The government has already eased lending restrictions and accelerated state spending plans to counter a property-market slump, helping spur a 14 percent rebound in the country’s Hang Seng China Enterprises Index from an eight-month low on March 20 through yesterday.
Short interest on EEM has fallen to 2.8 percent of shares outstanding after reaching a more than five-year high of 18 percent in March, data compiled by research firm Markit show.
Stocks in the MSCI emerging-markets gauge are trading at 11.7 times estimated earnings, lower than the multiples of 15.7 for the Stoxx Europe 600 Price Index and 16.8 for the Standard & Poor’s 500 Index, according to data compiled by Bloomberg.
“Compelling valuations provide a safety net for emerging-market stocks against further Fed tapering,” Didier Duret, who helps oversee 171 billion euros ($233 billion) as chief investment officer at ABN Amro Private Banking in Amsterdam, said by phone. “We’ll see an economic uplift in China in the coming months. We’ll see it in exports and manufacturing data.”
Elections this year in India, Indonesia and Brazil are also positive for stock investors, according to Duret. India’s S&P BSE Sensex has advanced 8 percent since Prime Minister Narendra Modi’s election win amid optimism his government’s mandate will bolster growth.
In Indonesia, Jakarta Governor Joko Widodo, who has pledged to improve regulations to attract investments, is leading polls before a July 9 election, according to a Roy Morgan survey in June.
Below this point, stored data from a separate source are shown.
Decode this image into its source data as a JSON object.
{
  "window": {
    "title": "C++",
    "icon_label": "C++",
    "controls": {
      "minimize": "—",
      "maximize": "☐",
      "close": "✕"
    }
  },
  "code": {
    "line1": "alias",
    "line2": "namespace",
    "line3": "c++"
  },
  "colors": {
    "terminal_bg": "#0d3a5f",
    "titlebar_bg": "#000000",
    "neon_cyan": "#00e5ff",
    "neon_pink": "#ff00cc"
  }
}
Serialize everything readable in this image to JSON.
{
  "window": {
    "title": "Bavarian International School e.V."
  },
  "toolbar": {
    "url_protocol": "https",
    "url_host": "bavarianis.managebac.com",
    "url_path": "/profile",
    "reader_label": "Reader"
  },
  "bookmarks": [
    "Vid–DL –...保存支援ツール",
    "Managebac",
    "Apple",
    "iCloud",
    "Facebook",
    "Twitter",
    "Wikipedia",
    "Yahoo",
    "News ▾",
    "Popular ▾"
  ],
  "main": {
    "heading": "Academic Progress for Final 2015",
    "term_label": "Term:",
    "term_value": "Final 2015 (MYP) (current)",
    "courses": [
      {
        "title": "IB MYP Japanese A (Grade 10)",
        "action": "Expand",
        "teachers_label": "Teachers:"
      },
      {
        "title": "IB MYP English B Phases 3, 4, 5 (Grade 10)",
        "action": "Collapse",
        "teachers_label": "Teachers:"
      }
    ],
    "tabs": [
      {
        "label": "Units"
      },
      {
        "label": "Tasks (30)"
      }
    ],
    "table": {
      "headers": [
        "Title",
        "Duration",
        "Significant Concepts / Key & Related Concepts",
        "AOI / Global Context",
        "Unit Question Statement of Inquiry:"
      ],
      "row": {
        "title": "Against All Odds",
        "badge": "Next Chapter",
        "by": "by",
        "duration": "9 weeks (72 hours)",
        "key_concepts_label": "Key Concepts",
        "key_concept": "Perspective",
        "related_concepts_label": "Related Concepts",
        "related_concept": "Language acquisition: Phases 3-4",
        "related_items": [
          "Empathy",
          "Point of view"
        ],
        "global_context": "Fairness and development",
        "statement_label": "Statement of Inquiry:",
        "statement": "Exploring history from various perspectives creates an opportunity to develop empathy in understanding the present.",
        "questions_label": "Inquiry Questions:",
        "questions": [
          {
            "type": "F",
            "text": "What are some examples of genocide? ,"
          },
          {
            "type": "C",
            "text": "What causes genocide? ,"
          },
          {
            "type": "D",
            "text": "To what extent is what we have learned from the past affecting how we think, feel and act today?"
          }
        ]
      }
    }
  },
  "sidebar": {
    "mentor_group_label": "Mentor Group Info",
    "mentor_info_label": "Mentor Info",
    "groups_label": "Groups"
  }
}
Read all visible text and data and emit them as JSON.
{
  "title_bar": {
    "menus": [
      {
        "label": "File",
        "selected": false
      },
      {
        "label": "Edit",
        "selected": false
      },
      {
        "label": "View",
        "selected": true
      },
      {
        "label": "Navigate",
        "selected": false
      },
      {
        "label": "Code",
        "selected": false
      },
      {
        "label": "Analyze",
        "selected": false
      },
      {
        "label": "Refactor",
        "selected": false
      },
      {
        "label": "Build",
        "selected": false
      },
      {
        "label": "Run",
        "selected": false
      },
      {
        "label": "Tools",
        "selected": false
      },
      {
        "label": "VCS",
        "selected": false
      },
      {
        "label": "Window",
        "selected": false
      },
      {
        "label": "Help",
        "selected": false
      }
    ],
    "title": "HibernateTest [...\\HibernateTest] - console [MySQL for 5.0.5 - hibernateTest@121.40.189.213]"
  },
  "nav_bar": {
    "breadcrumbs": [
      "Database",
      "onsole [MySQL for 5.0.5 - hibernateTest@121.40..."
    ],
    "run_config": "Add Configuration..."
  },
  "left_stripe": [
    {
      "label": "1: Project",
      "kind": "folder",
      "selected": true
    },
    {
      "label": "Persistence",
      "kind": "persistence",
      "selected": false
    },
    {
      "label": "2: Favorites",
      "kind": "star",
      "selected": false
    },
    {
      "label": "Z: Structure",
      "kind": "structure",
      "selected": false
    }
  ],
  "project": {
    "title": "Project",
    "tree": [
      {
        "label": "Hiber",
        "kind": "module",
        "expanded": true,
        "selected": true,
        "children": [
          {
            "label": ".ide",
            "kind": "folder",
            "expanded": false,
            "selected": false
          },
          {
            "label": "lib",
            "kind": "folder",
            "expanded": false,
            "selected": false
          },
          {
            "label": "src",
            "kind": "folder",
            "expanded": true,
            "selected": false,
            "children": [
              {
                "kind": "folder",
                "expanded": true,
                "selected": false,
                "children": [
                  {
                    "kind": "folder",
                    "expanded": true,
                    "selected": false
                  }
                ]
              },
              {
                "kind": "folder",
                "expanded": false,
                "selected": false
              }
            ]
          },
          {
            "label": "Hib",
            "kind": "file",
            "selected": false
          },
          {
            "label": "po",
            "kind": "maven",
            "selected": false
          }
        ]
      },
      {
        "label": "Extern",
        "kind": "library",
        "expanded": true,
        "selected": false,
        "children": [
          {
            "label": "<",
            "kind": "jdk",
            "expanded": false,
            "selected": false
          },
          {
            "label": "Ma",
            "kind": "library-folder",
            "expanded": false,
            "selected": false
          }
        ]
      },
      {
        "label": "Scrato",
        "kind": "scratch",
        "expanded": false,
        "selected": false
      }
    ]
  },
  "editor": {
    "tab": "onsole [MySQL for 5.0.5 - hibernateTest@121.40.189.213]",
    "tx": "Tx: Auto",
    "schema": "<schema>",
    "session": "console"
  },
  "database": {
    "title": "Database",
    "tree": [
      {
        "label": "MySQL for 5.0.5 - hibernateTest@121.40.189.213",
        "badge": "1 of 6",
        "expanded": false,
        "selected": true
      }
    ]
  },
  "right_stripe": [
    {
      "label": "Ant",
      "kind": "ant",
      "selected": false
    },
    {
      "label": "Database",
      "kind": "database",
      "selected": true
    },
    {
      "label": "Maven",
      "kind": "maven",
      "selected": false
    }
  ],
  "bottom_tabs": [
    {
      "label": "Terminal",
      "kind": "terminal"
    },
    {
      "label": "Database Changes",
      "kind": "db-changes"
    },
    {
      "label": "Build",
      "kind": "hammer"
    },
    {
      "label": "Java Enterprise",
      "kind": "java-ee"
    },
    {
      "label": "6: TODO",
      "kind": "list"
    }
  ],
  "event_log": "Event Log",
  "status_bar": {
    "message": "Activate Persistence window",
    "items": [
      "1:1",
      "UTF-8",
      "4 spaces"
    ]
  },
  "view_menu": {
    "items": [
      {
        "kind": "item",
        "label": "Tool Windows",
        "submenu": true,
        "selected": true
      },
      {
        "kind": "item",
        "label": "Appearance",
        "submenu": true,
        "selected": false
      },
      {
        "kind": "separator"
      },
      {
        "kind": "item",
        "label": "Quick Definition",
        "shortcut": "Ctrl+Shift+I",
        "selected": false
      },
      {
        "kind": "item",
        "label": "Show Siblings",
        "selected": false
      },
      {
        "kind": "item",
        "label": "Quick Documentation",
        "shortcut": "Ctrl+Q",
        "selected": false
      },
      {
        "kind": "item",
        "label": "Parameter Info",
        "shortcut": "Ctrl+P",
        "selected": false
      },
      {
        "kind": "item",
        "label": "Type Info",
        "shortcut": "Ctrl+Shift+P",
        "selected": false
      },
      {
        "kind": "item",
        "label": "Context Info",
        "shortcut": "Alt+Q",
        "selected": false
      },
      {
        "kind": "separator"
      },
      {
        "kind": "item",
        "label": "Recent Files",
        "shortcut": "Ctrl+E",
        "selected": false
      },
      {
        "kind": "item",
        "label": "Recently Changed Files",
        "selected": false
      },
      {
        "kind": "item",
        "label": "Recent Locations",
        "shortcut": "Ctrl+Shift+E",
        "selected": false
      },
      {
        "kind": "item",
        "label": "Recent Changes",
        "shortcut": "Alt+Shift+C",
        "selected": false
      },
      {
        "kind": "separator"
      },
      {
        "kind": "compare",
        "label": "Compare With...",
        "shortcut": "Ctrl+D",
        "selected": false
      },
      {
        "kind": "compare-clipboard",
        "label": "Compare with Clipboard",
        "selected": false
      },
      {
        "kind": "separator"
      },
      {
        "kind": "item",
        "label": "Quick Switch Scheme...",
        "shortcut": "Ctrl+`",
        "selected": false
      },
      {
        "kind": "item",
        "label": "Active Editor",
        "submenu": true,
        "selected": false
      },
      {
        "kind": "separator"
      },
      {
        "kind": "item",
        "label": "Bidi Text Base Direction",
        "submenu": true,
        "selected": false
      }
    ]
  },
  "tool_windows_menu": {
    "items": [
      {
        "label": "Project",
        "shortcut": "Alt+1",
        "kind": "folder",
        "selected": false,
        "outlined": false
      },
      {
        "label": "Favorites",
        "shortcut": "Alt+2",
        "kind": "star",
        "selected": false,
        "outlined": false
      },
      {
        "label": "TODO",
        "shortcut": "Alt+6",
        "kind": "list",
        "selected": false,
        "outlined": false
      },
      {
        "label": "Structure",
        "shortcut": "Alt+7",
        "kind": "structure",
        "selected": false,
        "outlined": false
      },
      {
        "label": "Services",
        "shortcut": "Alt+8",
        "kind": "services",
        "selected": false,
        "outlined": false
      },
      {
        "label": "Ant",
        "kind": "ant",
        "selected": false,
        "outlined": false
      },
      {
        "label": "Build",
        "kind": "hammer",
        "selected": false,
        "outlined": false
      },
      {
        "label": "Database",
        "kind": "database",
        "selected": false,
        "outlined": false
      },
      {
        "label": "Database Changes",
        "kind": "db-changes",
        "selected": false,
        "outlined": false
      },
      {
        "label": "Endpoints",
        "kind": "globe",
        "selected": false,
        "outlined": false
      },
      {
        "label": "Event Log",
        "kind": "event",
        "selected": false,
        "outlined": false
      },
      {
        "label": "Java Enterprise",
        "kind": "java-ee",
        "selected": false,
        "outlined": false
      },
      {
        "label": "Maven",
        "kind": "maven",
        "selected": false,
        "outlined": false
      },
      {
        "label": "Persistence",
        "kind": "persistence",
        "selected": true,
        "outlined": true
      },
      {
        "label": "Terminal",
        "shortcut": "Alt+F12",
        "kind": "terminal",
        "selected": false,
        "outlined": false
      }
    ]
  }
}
In Brazil, Prime Minister Dilma Rousseff’s support among voters has risen to 38 percent, according to a Datafolha poll this month. The vote is scheduled for Oct. 5.
The Chicago Board Options Exchange Emerging Markets ETF Volatility Index fell to 13.71, its lowest in more than three years. The CBOE Volatility Index, the gauge of S&P 500 options prices known as the VIX, declined 4.6 percent to 10.32 yesterday, the lowest since February 2007. Its European counterpart, the VStoxx Index, was little changed at 12.88 at 9:57 a.m. London time today.
While there has been some stabilization in Chinese trade data, investors are still positioned cautiously, according to Patrick Moonen, who helps oversee $241 billion as a senior strategist at ING Investment Management. China’s exports rose 7 percent in May from a year earlier, data last month showed.
“We are still worried about the fundamental trends in the Chinese economy due to high debt levels, slowing growth, and stress in the real-estate market,” Moonen said in an interview from The Hague.